Associated Press Posted on Thu, Sep. 30, 2004


LITTLE TYBEE ISLAND, Ga. - Experts dragged sensors from boats and divers scooped soil from the ocean bottom Thursday, looking for radioactive clues to the location of a hydrogen bomb lost off the Georgia coast in 1958.

A crippled B-47 bomber dumped the 7,600-pound H-bomb into the Wassaw Sound near Savannah after the plane collided with a fighter jet during a training flight. At the time, the military searched for 10 weeks and finally pronounced the bomb irretrievable.

On Thursday, a team of 20 experts in nuclear weapons, gamma spectroscopy and underwater salvage searched for the Mark-15 bomb in an area of water roughly the size of a football field near uninhabited Little Tybee Island.

That is where Derek Duke, a retired Air Force lieutenant colonel who has doggedly pursued the bomb for five years, said he detected higher-than-normal radiation levels.

"Our goal is to have a definitive report on claims of radiation in this area - is it there and what it is?" said Billy W. Mullins, an Air Force nuclear weapons adviser leading the government team. "If it's the Mark-15, that's one thing. If not, where does this come from?"

Mullins said the government has yet to decide whether to remove the bomb if it is found.

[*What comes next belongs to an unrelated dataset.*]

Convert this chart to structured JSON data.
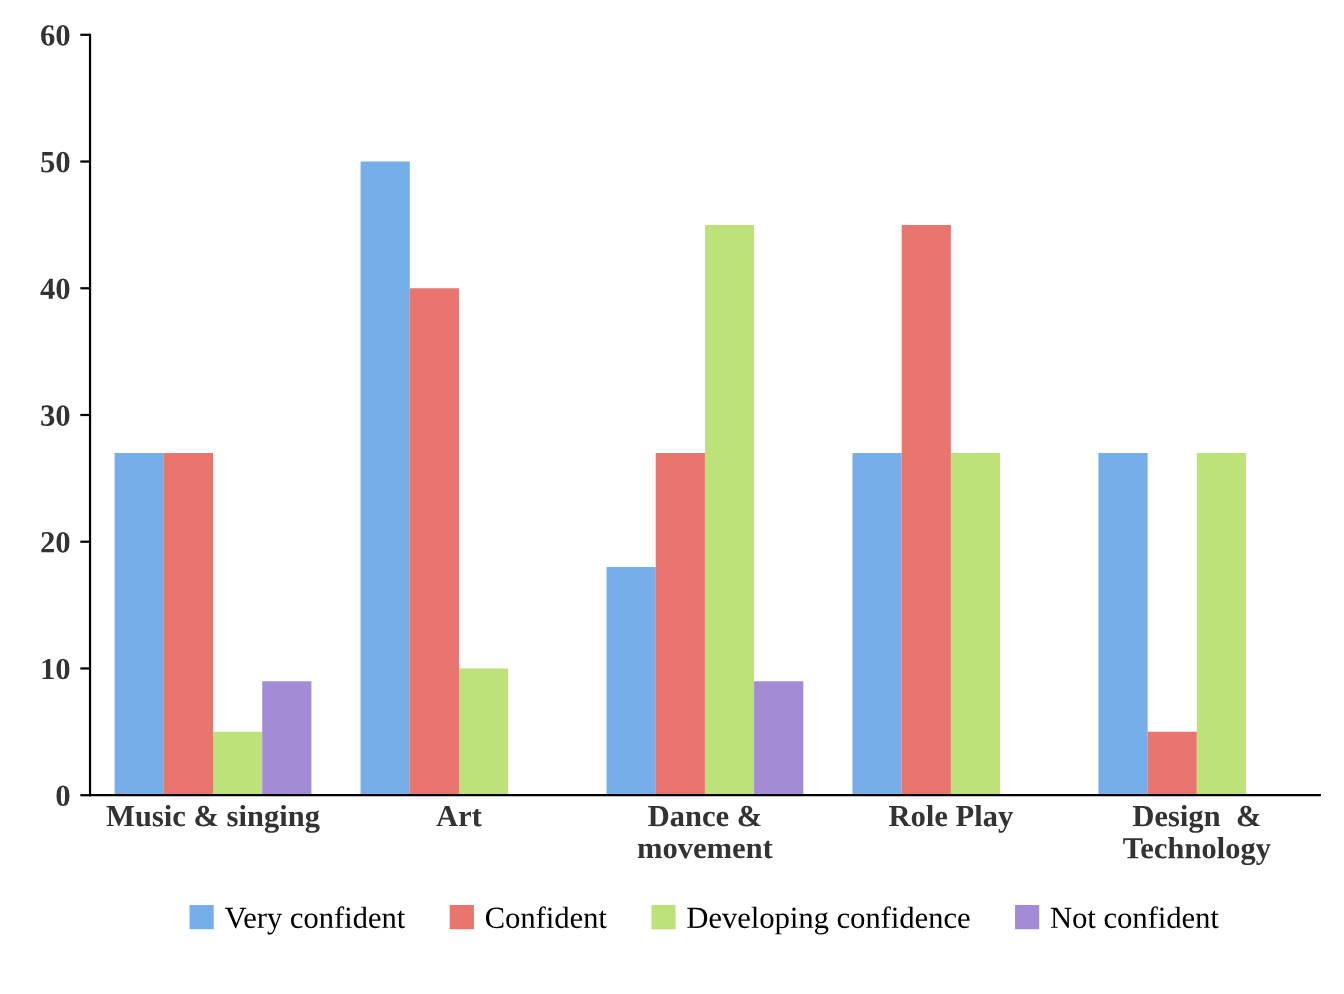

Mullins' team hoped to complete its field work in one day. Results from lab tests on the water and soil samples are not expected back for several weeks.

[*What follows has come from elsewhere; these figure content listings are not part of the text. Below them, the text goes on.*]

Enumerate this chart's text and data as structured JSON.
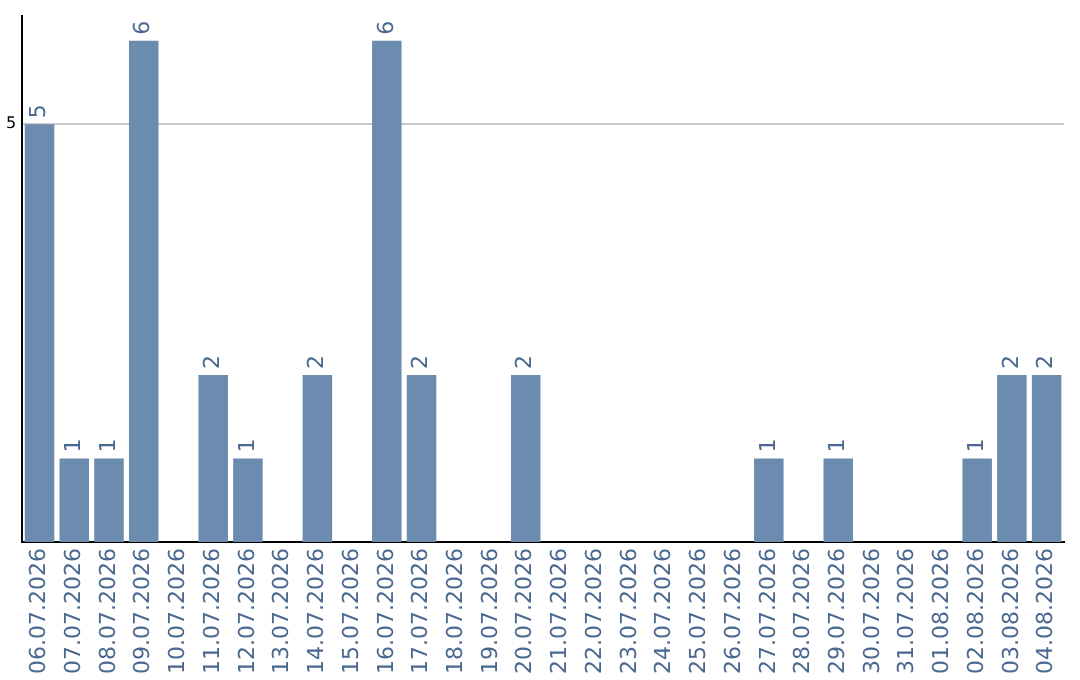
{
  "chart_data": {
    "type": "bar",
    "categories": [
      "06.07.2026",
      "07.07.2026",
      "08.07.2026",
      "09.07.2026",
      "10.07.2026",
      "11.07.2026",
      "12.07.2026",
      "13.07.2026",
      "14.07.2026",
      "15.07.2026",
      "16.07.2026",
      "17.07.2026",
      "18.07.2026",
      "19.07.2026",
      "20.07.2026",
      "21.07.2026",
      "22.07.2026",
      "23.07.2026",
      "24.07.2026",
      "25.07.2026",
      "26.07.2026",
      "27.07.2026",
      "28.07.2026",
      "29.07.2026",
      "30.07.2026",
      "31.07.2026",
      "01.08.2026",
      "02.08.2026",
      "03.08.2026",
      "04.08.2026"
    ],
    "values": [
      5,
      1,
      1,
      6,
      0,
      2,
      1,
      0,
      2,
      0,
      6,
      2,
      0,
      0,
      2,
      0,
      0,
      0,
      0,
      0,
      0,
      1,
      0,
      1,
      0,
      0,
      0,
      1,
      2,
      2
    ],
    "value_labels": [
      "5",
      "1",
      "1",
      "6",
      null,
      "2",
      "1",
      null,
      "2",
      null,
      "6",
      "2",
      null,
      null,
      "2",
      null,
      null,
      null,
      null,
      null,
      null,
      "1",
      null,
      "1",
      null,
      null,
      null,
      "1",
      "2",
      "2"
    ],
    "color": "#6b8cae",
    "ylim": [
      0,
      6.3
    ],
    "yticks": [
      5
    ],
    "grid": "y"
  }
}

The Air Force said the bomb is incapable of a nuclear explosion because it lacks the plutonium capsule needed to trigger an atomic blast. Still, it contains about 400 pounds of conventional explosives and an undisclosed amount of uranium.

Duke asked the military to renew its search three years ago, but the Air Force declined, saying it was better left undisturbed. The bomb is believed buried under more than 5 feet of mud, in water 6 to 40 feet deep.

The military also had no idea where to search in the vast Wassaw Sound, the site of Olympic sailing events in 1996. Duke's recent claim of finding radiation readings more than five times higher than background levels changed that.